The team is also working to increase Pancho’s vocabulary. But expanding to even 100 words isn’t trivial. “You have to collect tons and tons more data each time a new word is added,” Moses explains. With more than 150,000 words in the English language, it’s unlikely that a neuroprosthesis based on decoding words directly could ever give someone like Pancho back a full English vocabulary, let alone a bilingual one. (Pancho is a native Spanish speaker.)
A more scalable approach would be to build a phoneme-based system like the one Moses built in his 2019 study. That’s a much tougher bioengineering task given Pancho’s inability to clearly articulate sounds. But because English has only 44 distinct phonemes, a neuroprosthesis trained to decode all 44 would be able to piece together any word a person wants to say. “You could theoretically decode words that a person is trying to say even if they never actually said those words before,” Moses says – including newly minted words.
Meanwhile, Chang’s team is exploring a third approach that involves decoding intended movements of the vocal tract to create synthesized speech rather than text. “One of our bigger goals is to actually have audible words come out,” Chang says. A recent study led by Gopala Anumanchipalli, PhD, an assistant professor, and Josh Chartier, PhD, a postdoc in Chang’s lab, demonstrated such a system with epileptic volunteers. Remarkably, the system could synthesize speech from the volunteers’ neural signals even when they silently mouthed the words.

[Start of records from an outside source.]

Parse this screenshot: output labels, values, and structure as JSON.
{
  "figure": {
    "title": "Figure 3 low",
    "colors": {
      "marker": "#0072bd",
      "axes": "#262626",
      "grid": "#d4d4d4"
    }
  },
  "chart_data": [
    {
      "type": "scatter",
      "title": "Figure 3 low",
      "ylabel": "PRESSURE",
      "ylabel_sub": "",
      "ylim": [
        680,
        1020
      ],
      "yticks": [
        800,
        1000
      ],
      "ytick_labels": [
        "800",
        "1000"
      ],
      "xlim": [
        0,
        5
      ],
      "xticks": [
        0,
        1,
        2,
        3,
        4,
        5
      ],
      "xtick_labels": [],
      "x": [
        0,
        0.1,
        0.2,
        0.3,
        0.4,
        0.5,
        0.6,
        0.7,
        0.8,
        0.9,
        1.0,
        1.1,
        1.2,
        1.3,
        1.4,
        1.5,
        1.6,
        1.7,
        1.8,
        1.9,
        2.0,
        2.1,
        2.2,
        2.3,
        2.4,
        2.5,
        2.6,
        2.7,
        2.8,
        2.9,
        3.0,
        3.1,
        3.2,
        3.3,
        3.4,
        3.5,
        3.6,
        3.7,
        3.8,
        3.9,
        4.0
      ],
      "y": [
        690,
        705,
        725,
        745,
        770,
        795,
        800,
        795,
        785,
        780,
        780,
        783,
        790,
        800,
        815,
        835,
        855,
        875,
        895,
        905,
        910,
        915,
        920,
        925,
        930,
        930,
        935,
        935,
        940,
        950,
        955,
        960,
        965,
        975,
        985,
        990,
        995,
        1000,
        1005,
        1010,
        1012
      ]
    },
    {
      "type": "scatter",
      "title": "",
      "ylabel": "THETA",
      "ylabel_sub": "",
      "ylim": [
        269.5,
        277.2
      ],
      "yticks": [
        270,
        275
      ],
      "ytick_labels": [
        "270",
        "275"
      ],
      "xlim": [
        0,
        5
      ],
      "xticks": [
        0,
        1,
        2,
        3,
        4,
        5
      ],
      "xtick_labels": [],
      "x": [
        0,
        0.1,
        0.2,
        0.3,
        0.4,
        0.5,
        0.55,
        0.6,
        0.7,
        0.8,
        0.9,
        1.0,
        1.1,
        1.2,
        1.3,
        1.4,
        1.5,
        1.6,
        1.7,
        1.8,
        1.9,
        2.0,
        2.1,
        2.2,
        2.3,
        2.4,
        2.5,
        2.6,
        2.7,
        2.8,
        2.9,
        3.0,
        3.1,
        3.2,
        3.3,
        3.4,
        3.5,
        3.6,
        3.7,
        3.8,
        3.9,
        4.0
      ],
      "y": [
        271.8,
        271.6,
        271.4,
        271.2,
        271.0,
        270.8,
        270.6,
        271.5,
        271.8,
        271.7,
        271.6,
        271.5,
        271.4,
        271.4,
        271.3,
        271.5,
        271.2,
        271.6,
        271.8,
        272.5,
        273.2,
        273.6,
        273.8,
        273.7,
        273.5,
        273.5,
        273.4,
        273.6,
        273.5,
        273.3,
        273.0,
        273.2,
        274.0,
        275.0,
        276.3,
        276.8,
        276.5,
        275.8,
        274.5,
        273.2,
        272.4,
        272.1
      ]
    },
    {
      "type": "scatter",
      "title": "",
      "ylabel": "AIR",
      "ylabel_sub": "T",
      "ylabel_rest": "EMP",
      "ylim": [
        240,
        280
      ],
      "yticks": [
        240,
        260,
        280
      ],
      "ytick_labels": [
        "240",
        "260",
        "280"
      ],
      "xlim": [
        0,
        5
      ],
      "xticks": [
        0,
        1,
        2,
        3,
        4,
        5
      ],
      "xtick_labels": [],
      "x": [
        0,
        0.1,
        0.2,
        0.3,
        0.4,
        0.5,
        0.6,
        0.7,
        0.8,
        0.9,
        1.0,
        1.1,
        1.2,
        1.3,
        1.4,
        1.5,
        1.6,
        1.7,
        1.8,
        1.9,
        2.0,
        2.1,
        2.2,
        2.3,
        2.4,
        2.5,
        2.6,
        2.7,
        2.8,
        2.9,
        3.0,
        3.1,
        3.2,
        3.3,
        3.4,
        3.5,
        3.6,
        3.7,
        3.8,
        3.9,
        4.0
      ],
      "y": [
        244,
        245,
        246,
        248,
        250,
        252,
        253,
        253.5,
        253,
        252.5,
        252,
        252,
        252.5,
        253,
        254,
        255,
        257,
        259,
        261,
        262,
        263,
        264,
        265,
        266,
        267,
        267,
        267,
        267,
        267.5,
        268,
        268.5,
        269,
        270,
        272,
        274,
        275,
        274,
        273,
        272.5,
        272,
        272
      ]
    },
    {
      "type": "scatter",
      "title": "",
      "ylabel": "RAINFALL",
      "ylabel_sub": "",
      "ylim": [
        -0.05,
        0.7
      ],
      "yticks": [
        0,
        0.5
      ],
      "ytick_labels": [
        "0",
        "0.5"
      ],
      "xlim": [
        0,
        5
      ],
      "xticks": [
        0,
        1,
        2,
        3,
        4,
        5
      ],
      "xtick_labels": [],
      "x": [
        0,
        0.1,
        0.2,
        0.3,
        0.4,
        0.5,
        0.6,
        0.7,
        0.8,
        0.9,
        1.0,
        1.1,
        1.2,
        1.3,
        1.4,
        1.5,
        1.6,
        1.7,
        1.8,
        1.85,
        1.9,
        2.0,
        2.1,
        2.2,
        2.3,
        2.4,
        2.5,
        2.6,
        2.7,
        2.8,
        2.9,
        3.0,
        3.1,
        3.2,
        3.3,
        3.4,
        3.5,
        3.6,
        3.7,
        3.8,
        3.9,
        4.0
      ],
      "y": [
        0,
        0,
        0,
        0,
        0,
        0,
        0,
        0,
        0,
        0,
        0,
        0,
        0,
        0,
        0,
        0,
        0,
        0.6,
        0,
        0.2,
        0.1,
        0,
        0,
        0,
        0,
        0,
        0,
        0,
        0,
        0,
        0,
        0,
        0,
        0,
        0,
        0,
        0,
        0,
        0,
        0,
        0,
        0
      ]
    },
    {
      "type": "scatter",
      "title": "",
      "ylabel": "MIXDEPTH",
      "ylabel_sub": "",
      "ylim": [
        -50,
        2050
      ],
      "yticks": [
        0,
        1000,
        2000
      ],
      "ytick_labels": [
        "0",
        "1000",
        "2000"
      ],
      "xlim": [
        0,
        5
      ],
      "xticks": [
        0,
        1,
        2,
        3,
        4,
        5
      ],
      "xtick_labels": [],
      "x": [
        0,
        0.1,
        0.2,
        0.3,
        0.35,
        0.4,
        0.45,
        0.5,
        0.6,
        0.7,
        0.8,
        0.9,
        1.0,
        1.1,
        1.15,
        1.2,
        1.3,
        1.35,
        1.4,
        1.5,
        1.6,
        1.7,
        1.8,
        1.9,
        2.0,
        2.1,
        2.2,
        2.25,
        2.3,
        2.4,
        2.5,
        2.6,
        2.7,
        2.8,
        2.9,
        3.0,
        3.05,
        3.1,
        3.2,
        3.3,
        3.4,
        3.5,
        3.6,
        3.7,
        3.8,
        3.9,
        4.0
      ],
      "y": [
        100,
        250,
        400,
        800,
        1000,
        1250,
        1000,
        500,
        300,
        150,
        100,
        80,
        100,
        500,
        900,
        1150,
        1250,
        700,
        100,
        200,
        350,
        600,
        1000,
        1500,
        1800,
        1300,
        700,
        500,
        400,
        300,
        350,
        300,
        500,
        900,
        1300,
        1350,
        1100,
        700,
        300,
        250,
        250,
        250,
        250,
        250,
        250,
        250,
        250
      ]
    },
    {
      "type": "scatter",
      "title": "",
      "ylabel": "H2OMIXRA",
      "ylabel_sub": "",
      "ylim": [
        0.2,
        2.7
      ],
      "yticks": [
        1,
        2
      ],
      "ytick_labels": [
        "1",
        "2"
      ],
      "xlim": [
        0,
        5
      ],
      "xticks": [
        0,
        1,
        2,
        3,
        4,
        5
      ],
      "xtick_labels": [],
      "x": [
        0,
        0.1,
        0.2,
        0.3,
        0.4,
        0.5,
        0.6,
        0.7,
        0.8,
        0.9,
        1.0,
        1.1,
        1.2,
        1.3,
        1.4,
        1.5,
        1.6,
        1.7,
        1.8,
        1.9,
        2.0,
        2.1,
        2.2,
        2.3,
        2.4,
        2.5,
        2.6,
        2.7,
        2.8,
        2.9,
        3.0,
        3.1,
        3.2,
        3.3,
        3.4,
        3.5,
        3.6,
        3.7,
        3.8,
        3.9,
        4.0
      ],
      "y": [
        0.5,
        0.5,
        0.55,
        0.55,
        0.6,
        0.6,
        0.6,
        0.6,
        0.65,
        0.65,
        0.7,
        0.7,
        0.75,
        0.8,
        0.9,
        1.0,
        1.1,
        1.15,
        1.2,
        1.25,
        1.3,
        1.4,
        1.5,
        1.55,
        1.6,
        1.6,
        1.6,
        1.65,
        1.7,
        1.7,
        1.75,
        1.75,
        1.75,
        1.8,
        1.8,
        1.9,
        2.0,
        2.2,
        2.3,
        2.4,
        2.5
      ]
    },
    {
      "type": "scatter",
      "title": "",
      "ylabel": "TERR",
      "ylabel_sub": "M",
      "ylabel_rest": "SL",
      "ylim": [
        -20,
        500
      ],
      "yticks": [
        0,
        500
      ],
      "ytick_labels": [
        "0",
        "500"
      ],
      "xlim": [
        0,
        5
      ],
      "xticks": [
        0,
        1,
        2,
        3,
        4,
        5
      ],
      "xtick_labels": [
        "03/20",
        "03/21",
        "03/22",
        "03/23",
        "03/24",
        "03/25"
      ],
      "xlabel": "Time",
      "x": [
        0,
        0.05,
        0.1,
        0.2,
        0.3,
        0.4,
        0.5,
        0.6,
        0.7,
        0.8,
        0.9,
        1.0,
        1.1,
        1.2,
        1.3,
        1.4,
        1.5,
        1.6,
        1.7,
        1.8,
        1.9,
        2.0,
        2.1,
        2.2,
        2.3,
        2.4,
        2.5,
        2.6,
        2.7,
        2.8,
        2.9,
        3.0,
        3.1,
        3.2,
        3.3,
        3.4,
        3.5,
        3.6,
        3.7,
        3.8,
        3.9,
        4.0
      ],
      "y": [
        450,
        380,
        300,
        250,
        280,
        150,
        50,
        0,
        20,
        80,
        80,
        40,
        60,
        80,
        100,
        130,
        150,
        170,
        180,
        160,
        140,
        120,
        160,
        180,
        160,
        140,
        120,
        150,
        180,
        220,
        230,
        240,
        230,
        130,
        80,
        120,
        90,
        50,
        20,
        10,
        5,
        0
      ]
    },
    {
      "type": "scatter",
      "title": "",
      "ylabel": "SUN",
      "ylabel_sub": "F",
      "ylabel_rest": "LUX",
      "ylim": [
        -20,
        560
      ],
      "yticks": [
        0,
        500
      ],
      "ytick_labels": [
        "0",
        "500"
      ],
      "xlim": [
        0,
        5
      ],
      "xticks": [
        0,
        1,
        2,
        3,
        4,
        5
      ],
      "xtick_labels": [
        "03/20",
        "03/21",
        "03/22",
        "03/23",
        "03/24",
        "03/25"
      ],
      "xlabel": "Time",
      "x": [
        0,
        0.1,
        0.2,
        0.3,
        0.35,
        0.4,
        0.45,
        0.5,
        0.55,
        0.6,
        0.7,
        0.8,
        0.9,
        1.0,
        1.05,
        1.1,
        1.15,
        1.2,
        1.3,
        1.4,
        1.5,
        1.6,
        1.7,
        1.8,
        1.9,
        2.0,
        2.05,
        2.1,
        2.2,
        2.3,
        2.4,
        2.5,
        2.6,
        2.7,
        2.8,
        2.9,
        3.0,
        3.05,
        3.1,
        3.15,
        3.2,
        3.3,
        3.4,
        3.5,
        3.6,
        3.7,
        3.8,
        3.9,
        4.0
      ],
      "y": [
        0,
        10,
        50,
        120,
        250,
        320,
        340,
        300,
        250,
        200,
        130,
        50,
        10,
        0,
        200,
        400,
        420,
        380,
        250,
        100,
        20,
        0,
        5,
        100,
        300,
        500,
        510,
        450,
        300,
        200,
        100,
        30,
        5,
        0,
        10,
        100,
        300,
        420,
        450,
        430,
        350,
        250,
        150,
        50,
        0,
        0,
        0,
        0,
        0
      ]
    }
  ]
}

Chang envisages still more futuristic enhancements. With advances in hardware, he believes, implantable electrode arrays will soon be able to communicate with computers wirelessly. He imagines restoring speech not just in one language but two or more, for multilingual patients. He thinks about children with cerebral palsy, who have never been able to speak, and wonders if a neuroprosthesis similar to Pancho’s could help them, too. He speculates about implanting a second set of electrodes in a paralyzed person’s vocal tract muscles to stimulate them using commands from electrodes in their brain, letting them speak again in their own voice.
Inevitably, people always ask Chang if his lab’s technology will one day be able to read private thoughts. “In a theoretical sense, if the brain is truly the source of our thoughts, concepts, and knowledge, then it’s absolutely possible,” Chang says. Pancho’s neuroprosthesis, however, doesn’t even come close, he points out. “He can’t just be thinking about a word or imagining it. It’s got to be a volitional act.” Still, Chang concedes, “it’s worth talking through the potential implications now.”
For his part, Pancho can’t wait for the day when he can use his speech neuroprosthesis in everyday life. “I am very hopeful about that,” he says. “It is going to be something so amazing, I can’t even describe it. It blows my mind just to think about it.”